Additionally, consumers are starved for meaningful, authentic relationships with brands — particularly those that reflect their lifestyle and culture. Brands that have focused on building robust, inclusive communities or ‘belonging’ have seen significantly greater brand loyalty and growth in recent years. In fact, more than half (58%) of consumers aged 25 to 34 say they’re likely to spend more money on a brand’s products and services if they are part of meaningful brand communities.
MetaFactory believes it can cultivate more successful brands through higher-engaged communities and direct incentive alignment. This will enable individuals to participate financially in brand success, as well as help to govern future brand product direction.
How does it work? Fashion designers of all types are invited to create products that promote their art, community, project, protocol, token, etc. Once a design is created and approved by the community, the MetaFactory platform abstracts away all the production and logistics with their network of fashion houses and production partners in California and Sweden. This allows creators to focus on their craft while MetaFactory facilitates creation, fulfillment, sales, and support. Any profits are shared between MetaFactory and the community-owned brand (and, ultimately, with the community itself).

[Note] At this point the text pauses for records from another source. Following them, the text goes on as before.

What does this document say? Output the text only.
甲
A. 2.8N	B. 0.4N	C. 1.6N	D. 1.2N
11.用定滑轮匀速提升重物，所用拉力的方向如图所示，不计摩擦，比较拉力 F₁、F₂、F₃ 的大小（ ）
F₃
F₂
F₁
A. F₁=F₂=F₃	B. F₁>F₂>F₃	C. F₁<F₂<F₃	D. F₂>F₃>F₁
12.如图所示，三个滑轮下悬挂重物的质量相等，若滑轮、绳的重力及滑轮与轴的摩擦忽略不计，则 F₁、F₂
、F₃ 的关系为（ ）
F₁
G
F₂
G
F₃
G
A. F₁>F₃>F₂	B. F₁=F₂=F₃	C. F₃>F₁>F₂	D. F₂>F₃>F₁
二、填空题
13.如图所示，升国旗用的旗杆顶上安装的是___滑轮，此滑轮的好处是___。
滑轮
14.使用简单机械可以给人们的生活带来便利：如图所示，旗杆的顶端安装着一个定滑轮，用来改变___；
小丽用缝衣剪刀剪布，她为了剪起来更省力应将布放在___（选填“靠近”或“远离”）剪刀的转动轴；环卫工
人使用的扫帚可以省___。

Members of the MetaFactory DAO use cryptocurrency to incentivize engagement, vote on new product designs, and share in the profits from sales. $ROBOT is the MetaFactory Governance Token by which community members decide on token mechanics, reward schedules, partnerships, platform features, treasury use, and more. It is also the vehicle by which value is captured, distributed, earned, and shared. Creators receive $ROBOT based on the success of their product(s), buyers are rewarded with $ROBOT for their patronage, and the community earns $ROBOT by helping to curate the marketplace.

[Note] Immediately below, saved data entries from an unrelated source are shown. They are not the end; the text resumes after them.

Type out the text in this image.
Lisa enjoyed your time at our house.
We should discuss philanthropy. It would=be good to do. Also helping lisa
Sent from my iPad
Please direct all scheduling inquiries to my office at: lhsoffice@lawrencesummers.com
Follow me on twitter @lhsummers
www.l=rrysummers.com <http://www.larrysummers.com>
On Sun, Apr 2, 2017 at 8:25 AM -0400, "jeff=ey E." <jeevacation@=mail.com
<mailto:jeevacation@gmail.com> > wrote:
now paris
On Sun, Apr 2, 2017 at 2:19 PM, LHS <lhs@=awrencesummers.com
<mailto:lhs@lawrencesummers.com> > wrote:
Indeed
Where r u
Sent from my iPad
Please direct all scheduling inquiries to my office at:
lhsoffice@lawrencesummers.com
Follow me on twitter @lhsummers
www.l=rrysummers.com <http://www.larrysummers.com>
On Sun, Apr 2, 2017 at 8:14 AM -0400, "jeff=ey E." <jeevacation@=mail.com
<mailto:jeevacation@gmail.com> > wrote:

MetaFactory is a completely new paradigm for creating fashion enabled by Web3 technology. As the website states, “MetaFactory was born out of a desire to cultivate crypto culture. Its form and function are continuously shaped by its community. It is our place to celebrate all the amazing, funny, insane, stupid, and wonderful things that make crypto...well, crypto.”
I’m as excited about the potential of Web3 technologies as David Bowie was about the future of the internet. Specific to culture – if these five early projects are any indicator, our participation in cultural mediums is going to look very different in the years to come thanks to the paradigm shift unlocked by blockchain technology.

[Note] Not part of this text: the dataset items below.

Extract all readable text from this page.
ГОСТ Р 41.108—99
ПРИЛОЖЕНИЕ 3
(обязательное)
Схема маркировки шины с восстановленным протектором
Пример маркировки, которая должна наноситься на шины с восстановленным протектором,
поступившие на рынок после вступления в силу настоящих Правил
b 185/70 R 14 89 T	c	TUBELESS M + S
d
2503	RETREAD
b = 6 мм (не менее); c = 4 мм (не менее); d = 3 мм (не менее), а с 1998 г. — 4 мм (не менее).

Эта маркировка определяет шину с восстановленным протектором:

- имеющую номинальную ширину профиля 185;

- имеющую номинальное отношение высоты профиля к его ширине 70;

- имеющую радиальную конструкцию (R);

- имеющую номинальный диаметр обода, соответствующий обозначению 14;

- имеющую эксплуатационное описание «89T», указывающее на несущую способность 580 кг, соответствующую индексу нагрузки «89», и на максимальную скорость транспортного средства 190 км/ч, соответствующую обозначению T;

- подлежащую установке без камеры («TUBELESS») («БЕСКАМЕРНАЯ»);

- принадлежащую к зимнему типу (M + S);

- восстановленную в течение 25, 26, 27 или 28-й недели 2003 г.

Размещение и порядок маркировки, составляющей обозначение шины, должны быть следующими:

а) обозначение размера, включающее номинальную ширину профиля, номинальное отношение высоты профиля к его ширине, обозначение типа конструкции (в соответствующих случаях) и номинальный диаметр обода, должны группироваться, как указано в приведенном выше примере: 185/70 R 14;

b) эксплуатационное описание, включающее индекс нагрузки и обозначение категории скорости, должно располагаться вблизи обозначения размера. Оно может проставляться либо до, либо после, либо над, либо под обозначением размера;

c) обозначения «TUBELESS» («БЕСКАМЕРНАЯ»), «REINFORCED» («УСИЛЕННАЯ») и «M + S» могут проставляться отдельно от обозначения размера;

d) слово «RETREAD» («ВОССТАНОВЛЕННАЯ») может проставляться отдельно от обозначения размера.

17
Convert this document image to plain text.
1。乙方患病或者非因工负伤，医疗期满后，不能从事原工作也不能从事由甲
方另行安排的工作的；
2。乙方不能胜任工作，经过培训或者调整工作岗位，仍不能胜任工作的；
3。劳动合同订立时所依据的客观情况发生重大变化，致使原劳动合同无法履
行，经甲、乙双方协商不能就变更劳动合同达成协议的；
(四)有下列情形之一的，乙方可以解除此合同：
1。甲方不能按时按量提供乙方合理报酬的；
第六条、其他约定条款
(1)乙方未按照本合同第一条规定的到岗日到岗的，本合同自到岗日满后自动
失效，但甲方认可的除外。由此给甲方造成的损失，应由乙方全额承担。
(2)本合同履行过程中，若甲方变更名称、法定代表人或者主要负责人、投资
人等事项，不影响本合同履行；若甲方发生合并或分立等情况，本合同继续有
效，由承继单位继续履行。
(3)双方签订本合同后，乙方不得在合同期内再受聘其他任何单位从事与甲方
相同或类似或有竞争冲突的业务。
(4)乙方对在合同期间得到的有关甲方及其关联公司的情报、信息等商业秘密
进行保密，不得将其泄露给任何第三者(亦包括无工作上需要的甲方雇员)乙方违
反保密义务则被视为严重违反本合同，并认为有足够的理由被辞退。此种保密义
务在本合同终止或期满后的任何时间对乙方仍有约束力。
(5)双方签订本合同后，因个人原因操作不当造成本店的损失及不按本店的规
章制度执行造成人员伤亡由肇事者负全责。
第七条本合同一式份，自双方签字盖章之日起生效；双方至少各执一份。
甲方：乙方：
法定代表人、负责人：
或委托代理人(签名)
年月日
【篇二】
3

A prophetic Jeff Bezos quote comes to mind in the context of the current cultural gatekeepers and how far-fetched some of these new Web3 entrants seem today: “Even well-meaning gatekeepers slow innovation. When a platform is self-service, even the improbable ideas can get tried, because there’s no expert gatekeeper ready to say ‘That will never work!’ And guess what—many of those improbable ideas do work, and society is the beneficiary of that diversity.”
The incumbent cultural gatekeepers are primed to be unseated, but these shifts may take time. That said, I also believe we tend to overestimate the impact of technology in the short run while vastly underestimating the impact of technology in the long run.
This post doesn’t even highlight other nascent cultural changes taking shape, such as the new category of art created by NFTs or the shift in the gaming industry enabled by play-to-earn game design. Whether it’s the projects we’re discussing today or new ones yet to be conceived, it’s only a matter of time before these massive, inevitable changes come to fruition.
The early participants in community-owned culture will be rewarded with amazing experiences, engaging online communities, and financial returns. It’s a great time to get involved – go create a crypto wallet, acquire some social tokens, contribute to a DAO, and start experimenting. Personally, I can’t wait.